🤖 AI Summary
Automated vulnerability-fixing commit (VFC) detection suffers from fragmented data, weak model generalization, and evaluation biases, leading to high false-negative rates. This work establishes the first unified benchmark, integrating over 20 datasets and more than 180,000 commits, to systematically evaluate code language models ranging from 125M to 14B parameters across diverse input modalities—code diffs, commit messages, and semantic context—and evaluation strategies.
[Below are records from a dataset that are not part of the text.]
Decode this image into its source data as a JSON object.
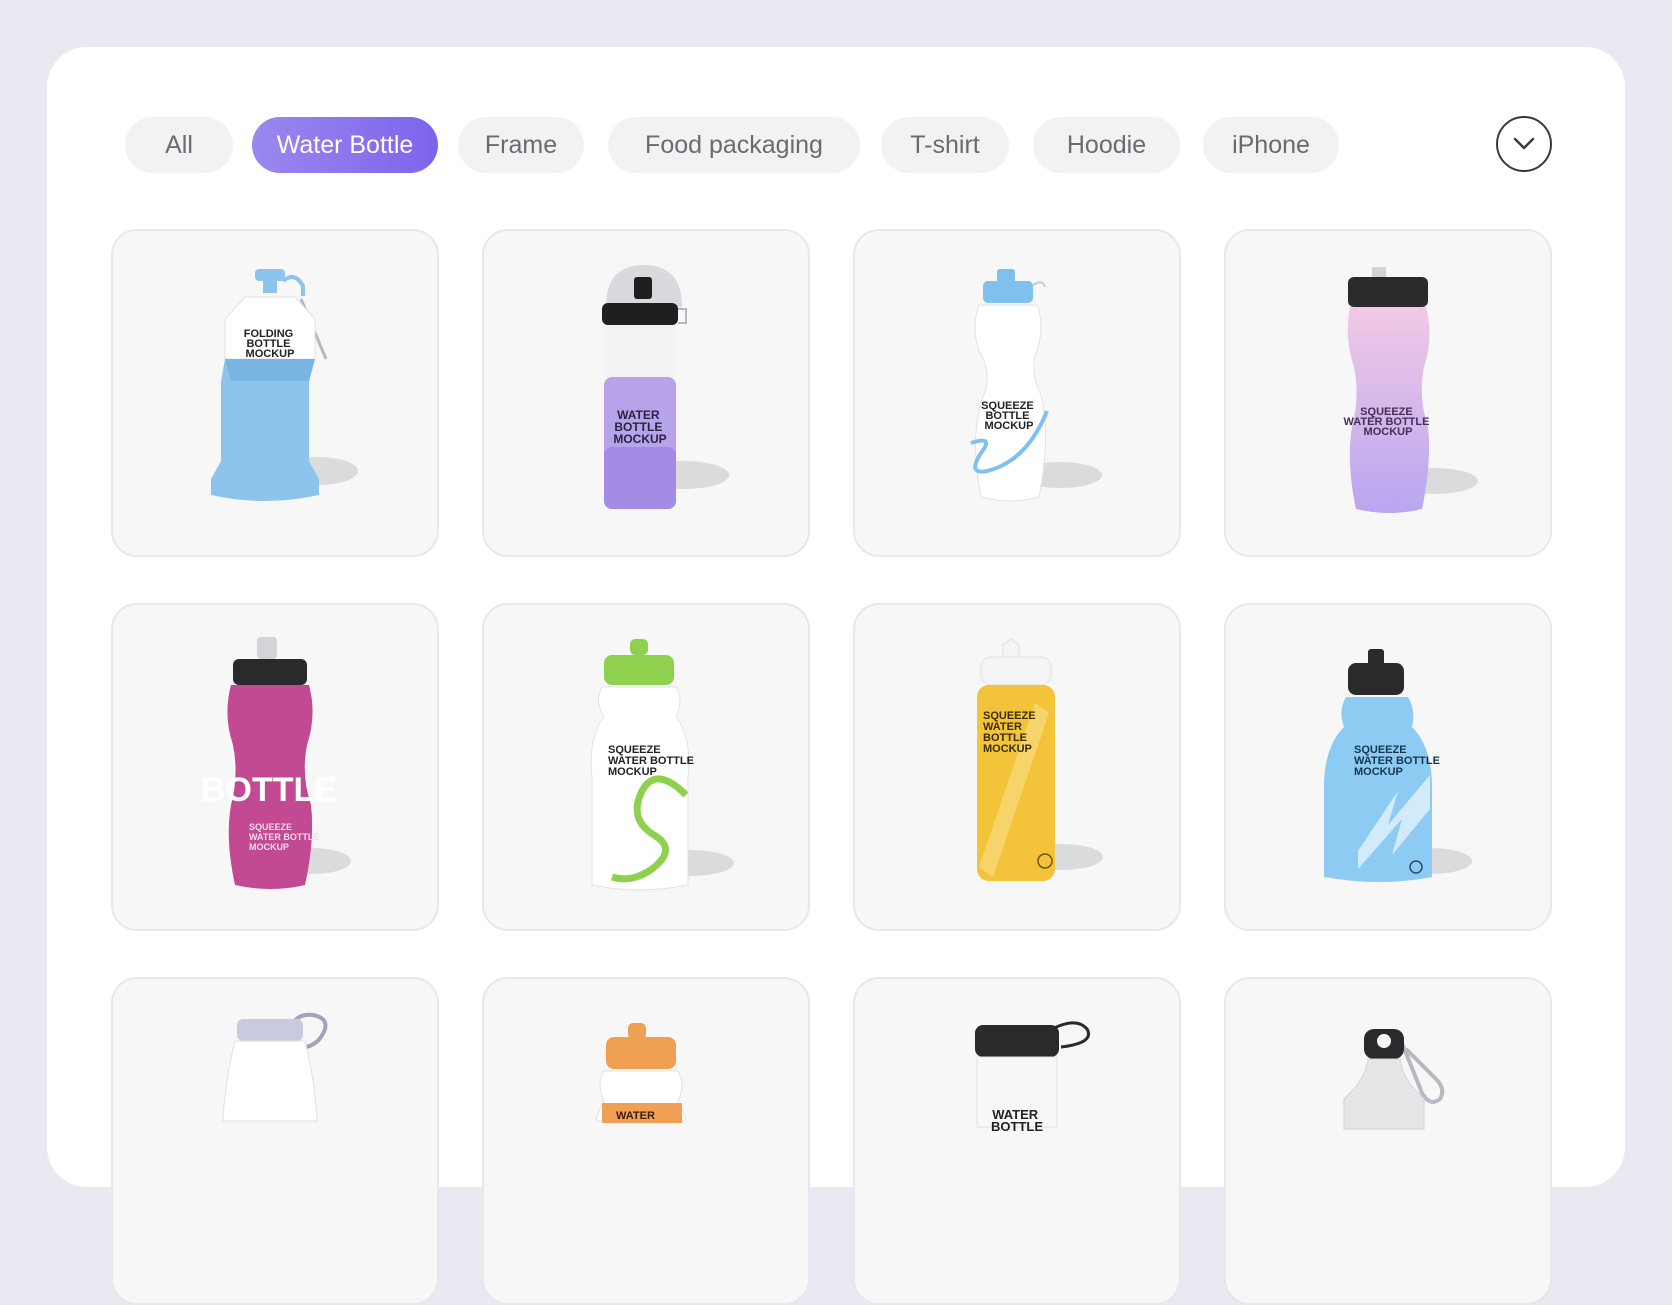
{
  "filters": {
    "tabs": [
      {
        "label": "All"
      },
      {
        "label": "Water Bottle",
        "active": true
      },
      {
        "label": "Frame"
      },
      {
        "label": "Food packaging"
      },
      {
        "label": "T-shirt"
      },
      {
        "label": "Hoodie"
      },
      {
        "label": "iPhone"
      }
    ],
    "expand_icon": "chevron-down-icon"
  },
  "grid": {
    "items": [
      {
        "name": "Folding bottle mockup",
        "label_lines": [
          "FOLDING",
          "BOTTLE",
          "MOCKUP"
        ],
        "color": "#8cc4ee",
        "cap_color": "#8cc4ee"
      },
      {
        "name": "Water bottle mockup",
        "label_lines": [
          "WATER",
          "BOTTLE",
          "MOCKUP"
        ],
        "color": "#b6a3ea",
        "cap_color": "#1f1f22"
      },
      {
        "name": "Squeeze bottle mockup",
        "label_lines": [
          "SQUEEZE",
          "BOTTLE",
          "MOCKUP"
        ],
        "color": "#ffffff",
        "cap_color": "#7fc0ee"
      },
      {
        "name": "Squeeze water bottle mockup pastel",
        "label_lines": [
          "SQUEEZE",
          "WATER BOTTLE",
          "MOCKUP"
        ],
        "color": "#e4c8ef",
        "cap_color": "#2a2a2d"
      },
      {
        "name": "Pink squeeze bottle",
        "label_lines": [
          "SQUEEZE",
          "WATER BOTTLE",
          "MOCKUP"
        ],
        "big_text": "BOTTLE",
        "color": "#c14a93",
        "cap_color": "#2a2a2d"
      },
      {
        "name": "Green cap squeeze bottle",
        "label_lines": [
          "SQUEEZE",
          "WATER BOTTLE",
          "MOCKUP"
        ],
        "color": "#ffffff",
        "cap_color": "#8fd14f"
      },
      {
        "name": "Yellow squeeze bottle",
        "label_lines": [
          "SQUEEZE",
          "WATER",
          "BOTTLE",
          "MOCKUP"
        ],
        "color": "#f3c43a",
        "cap_color": "#ffffff"
      },
      {
        "name": "Blue squeeze bottle",
        "label_lines": [
          "SQUEEZE",
          "WATER BOTTLE",
          "MOCKUP"
        ],
        "color": "#8ecbf3",
        "cap_color": "#2a2a2d"
      },
      {
        "name": "White bottle with loop",
        "label_lines": [],
        "color": "#ffffff",
        "cap_color": "#c9c9df"
      },
      {
        "name": "Orange cap squeeze bottle",
        "label_lines": [
          "WATER"
        ],
        "color": "#ffffff",
        "cap_color": "#f0a052"
      },
      {
        "name": "Clear bottle black cap",
        "label_lines": [
          "WATER",
          "BOTTLE"
        ],
        "color": "#ffffff",
        "cap_color": "#2a2a2d"
      },
      {
        "name": "Aluminum bottle carabiner",
        "label_lines": [],
        "color": "#e6e6e8",
        "cap_color": "#2a2a2d"
      }
    ]
  }
}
The study reveals that relying solely on code changes is insufficient for learning transferable security semantics; incorporating commit messages substantially improves performance, whereas enriched contextual information offers no benefit. Model performance drops by approximately 17% under grouped or temporal splits compared to random partitioning. At a 0.5% false-positive rate, purely code-based models miss over 93% of VFCs. This benchmark exposes critical limitations of current approaches and establishes a new paradigm for reliable VFC detection.
📝 Abstract
Automated detection of vulnerability-fixing commits (VFCs) is critical for timely security patch deployment, as advisory databases lag patch releases by a median of 25 days and many fixes never receive advisories. We present a comprehensive evaluation of code language model based VFC detection through a unified framework consolidating over 20 fragmented datasets spanning more than 180000 commits. Across over 180 experiments with fine-tuned models from 125 M to 14 B parameters, we find no evidence that models acquire transferable security-relevant code understanding from code changes alone. When commit messages are available, they dominate model attention, and when removed, an attribution analysis shows that enriching diffs with additional intra-procedural semantic context does not shift model attention toward the code changes. Group-stratified evaluation exposes approximately 17% performance drops compared to random splits, while temporal splits on aggregated datasets prove unreliable due to compositional shift in the underlying project distributions. At a false positive rate of 0.5% all fine-tuned code-only models miss over 93% of vulnerabilities. Larger and more diverse training data or generative approaches show preliminary improvements but do not resolve the underlying limitations. To support future research on code-centric VFC detection, we release our unified framework and evaluation suite.